Our abode for the trip was none other than the Ice Man’s loft. Seriously: the proprietor, well known around the local bar scene for his frosty craft, owns an ice sculpture company. We crashed at his place for our stay, and he provided some much-needed tips for places to go in the area. One night we took a short bike tour (shouts out to urban bike share programs!) around the uptown area to see some newer parts of the city. We also took a brief sojourn to St. Paul to visit Macalaster College, where some friends cooked us a lovely dinner.
The AASHE Conference was a whirlwind of at least 2000 people: mostly college students, but also some professors, administrators, and representatives from the private sector as well. The first day focused on the Student Summit, with sessions only for students, and speaker Dr. Eban Goodstein doing his best Al Gore impersonation. Throughout the day we talked to other students about banning plastic water bottles (Whitman, it turns out, is one of very few schools to have already done this) and fossil fuel divestment.
The workshops over the next couple of days taught some useful skills for interacting with both students and administrators. Dani and I will be sure to use these in our work with the Whitman community. Specifically, the conference inspired the internal carbon tax legislation that ASWC just passed.

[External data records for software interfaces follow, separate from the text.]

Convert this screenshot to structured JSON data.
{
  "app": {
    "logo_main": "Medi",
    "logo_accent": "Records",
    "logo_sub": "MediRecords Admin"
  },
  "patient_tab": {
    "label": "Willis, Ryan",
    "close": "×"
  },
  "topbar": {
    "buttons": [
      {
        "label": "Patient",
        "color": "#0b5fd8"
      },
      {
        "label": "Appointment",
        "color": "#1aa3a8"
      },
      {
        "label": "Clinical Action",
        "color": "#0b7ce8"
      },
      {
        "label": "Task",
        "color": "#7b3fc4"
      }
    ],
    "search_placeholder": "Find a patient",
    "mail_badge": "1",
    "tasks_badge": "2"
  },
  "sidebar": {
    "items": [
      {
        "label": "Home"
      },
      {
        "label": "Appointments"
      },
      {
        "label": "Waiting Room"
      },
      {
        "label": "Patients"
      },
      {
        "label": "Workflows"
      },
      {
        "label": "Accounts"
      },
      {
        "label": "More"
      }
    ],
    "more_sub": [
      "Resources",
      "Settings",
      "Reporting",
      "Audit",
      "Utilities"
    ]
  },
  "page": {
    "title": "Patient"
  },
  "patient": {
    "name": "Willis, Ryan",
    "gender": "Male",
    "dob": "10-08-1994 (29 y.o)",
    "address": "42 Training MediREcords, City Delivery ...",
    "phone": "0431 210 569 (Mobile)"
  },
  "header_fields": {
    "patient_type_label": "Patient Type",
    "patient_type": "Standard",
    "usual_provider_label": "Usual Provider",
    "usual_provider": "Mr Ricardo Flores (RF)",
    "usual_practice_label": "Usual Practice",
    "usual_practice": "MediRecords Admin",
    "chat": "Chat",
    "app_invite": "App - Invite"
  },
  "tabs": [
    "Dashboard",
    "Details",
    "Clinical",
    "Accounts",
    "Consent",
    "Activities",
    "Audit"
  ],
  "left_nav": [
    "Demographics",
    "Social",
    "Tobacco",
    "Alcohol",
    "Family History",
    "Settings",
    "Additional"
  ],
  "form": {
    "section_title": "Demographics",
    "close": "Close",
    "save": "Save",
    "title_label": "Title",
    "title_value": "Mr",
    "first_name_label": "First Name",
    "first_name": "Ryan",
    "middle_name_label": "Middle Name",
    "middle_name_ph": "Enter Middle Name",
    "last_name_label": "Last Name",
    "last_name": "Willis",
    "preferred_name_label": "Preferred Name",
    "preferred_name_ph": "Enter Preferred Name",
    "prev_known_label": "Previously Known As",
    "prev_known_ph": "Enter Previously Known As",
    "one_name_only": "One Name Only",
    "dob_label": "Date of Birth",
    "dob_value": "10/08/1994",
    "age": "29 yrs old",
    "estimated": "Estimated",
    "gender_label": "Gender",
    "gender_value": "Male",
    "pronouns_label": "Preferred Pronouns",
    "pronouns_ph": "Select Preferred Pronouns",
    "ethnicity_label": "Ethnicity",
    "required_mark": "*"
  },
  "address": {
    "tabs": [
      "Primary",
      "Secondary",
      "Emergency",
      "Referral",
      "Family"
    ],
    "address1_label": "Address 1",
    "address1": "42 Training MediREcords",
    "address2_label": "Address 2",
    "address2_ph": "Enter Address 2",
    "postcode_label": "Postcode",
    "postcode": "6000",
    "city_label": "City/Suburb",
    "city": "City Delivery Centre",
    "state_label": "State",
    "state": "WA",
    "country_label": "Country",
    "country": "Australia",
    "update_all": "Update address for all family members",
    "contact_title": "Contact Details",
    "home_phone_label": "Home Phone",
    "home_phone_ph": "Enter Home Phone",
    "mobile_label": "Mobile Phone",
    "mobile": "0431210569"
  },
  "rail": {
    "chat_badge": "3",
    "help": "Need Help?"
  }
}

The tax will be implemented next year: students who seek money from the Travel and Student Development Fund will also include a calculation based on their distance and mode of travel in their request. ASWC will move the money earned from the tax to the Green Fund, a source for sustainable projects on campus. In addition, Campus Climate Challenge ran a Spring Break trip to the Navajo reservation last year to give some of its members personal experience with the real effects of the fossil fuel industry. I attended a session all about how to plan these kind of trips and ensure participants get the full experience from them. I hope to use these strategies for our return trip this year, and hopefully make it an annual event for CCC.
Throughout the conference, we were able to speak in depth with the Whitman Campus Sustainability Coordinator, Tristan Sewell, who was also in attendance. He gave us much-needed perspective on what has been tried already at Whitman, and what programs were feasible to complete. We also explored the exhibition hall, which meant talking to more than 50 different vendors of various sustainability-related products and programs. After hearing about recyclable graduation gowns from Oak Hill Cap & Gown, Dani and the ASWC Sustainability Committee investigated the possibility of using this material for Whitman’s graduation gowns. It turns out we already do! With the Living @ Whitman initiative in mind, I spoke to a group that trains cleaning staff to use safer products and methods in campus buildings. A trained custodial staff gets a building a free LEED point, so this could potentially be used in the new residence and dining halls, should they be approved.
AASHE provided Dani and me with lots of skills and ideas that will make their way into our campus work both immediately and in the long-term. We can’t thank the ASWC Executive Council enough for funding us to go, and we’re really looking forward to what else might come from this experience. Who says it’s not easy being green?